Following a bench trial on an African-American police officer’s Title VII claims, a federal court in Oklahoma found against his discrimination claim even though he proved race was a motivating factor in his being the only officer ordered to march in the MLK parade, because the action did not change his employment status or the terms and benefits of employment. As such he had not suffered an adverse action. On the other hand, he proved that, in retaliation for his objection to having to march, he was given the worst performance evaluation in 30 years and was moved to a different shift that required him to use accrued time off to spend time with his family. Granting the employee’s request for equitable relief, the court ordered the poor evaluation expunged from his record and ordered the city to return 389 vacation hours and 64 sick leave hours to his leave account (Busby v. City of Tulsa, January 25, 2018, Dowdell, J.).
Marched in parade under protest. Hired by the Tulsa Police Department (TPD) in 1981, the employee worked his way up to become a captain by 2008 and was later assigned to be a second shift commander. In January 2010, the major in charge of the division, who is also African-American, ordered him to march in the MLK parade. He said he did not want to participate because he believed the TPD was trying to use his appearance as a sign that he endorsed the TPD as racially unbiased. He also asked if he could take a few hours of holiday leave during the parade so he would not be required to march as a TPD representative. The request was denied.
Although other captains participated in the parade, the employee was the only captain ordered to do so. Two captains volunteered and the city admitted that one of the four captains under the Mingo Valley division commander, who is white, was not ordered to march and was granted holiday leave. The employee complained that the order to march was “illegal” and “unfair” but he participated under protest.
Negative review, shift change. Thereafter, the employee was allegedly subjected to retaliation. His 2010 performance review was the worst he received in 30 years with the TPD—his opposition to being ordered to march in the parade was prominently identified in the review, including his “Needs Improvement” rating for conformance with rules, policies, and instructions.

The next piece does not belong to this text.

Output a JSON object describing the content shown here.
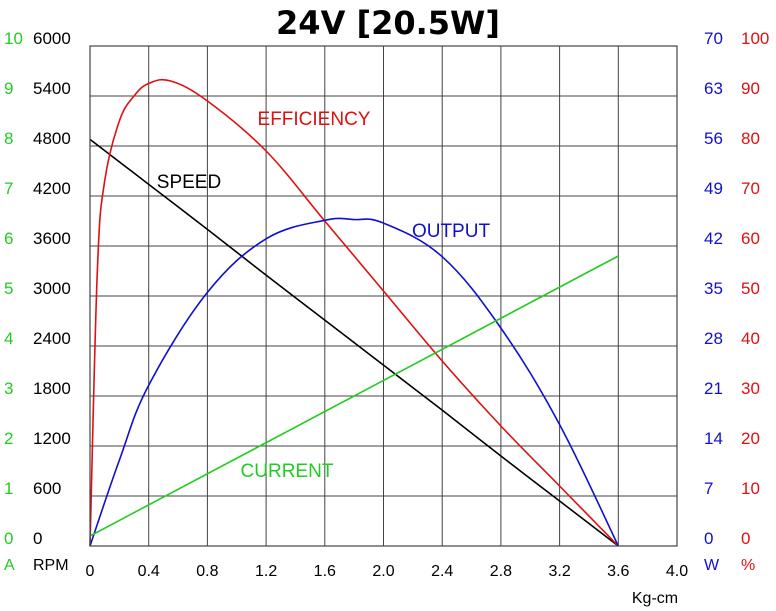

In addition, he was moved from the day shift to a newly-created fourth shift (4:00 p.m. to 2:00 a.m.), allowing little time with his wife and young daughters. He testified that he often did not see his daughters during the week, and he missed cheerleading performances and birthdays. He claimed that, as a result, he had to use substantial vacation time he spent years accruing. He filed a formal complaint of discrimination with the TPD on June 18, 2010, and later sued.
Ordered to march based on race, but claim fails. Following a bench trial on the employee’s Title VII claims, the district court ruled in favor of the TPD on his race discrimination claim. The court found that the evidence, including testimony from the employee and the major in charge, supported the conclusion that he was ordered to participate in the MLK parade based on his race. However, the court further concluded that being ordered to march in the parade and being denied leave for a few hours to avoid marching did not constitute a significant change in his employment status, benefits, or conditions of employment. At most, the actions were a “mere inconvenience” for less than a day. Moreover, the employee did not introduce evidence that he suffered any damages, nor did he request an award of damages, for his disparate treatment claim.
Officer prevails on retaliation claim. On the other hand, the employee prevailed on his Title VII retaliation claim. With respect to his protected activity, the employee produced evidence that he believed in good faith, and informed his employer that he believed, that the division major’s order constituted unlawful race discrimination. And as for adverse employment actions, the court found that a reasonable employee would have found the 2010 performance evaluation to be materially adverse such that a reasonable worker would be dissuaded from engaging in protected activity. Specifically, it was the worst evaluation he had received in 30 years and it included serious critiques that he was “openly defiant about some assignments and directives” and had “often been insolent, insubordinate and hostile.” The court further determined that the employee established a causal link to his protected activity, particularly because his opposition to being ordered to march in the parade was cited more than once in the evaluation.
Likewise, the shift change was materially adverse because it was a hardship on the employee and his family and, to maintain a semblance of family life and see his daughters after school, he was forced to use substantial amounts of vacation time that he spent years accumulating. The court also found that this action was causally linked to the employee’s race discrimination complaint. Though the major in charge of the division denied making the decision out of anger or retaliation, he admitted that at the time he decided to move the employee to the new shift, he was feeling “hurt and disappointment” because of the employee’s claim of race discrimination.
Moreover, the major made the transfer decision soon after the parade but didn’t tell the employee for months and, meanwhile, he wrote to the chief asking that the employee stay under his command, indicating that he kept the employee there to follow through on the retaliatory shift change. The court also noted there was a practice in the TPD of giving senior captains preference when possible in shift and day assignments, but the employee was denied his request to stay on the second shift even though he was the most senior captain. Based on the foregoing, the court concluded that retaliation was the but-for cause of the transfer.
Equitable relief. The employee requested only equitable relief, so the court ordered that the negative evaluation be purged from his records and ordered the city to restore to him the 389 acquired vacation hours and 64 hours of sick leave he used due to the retaliatory transfer.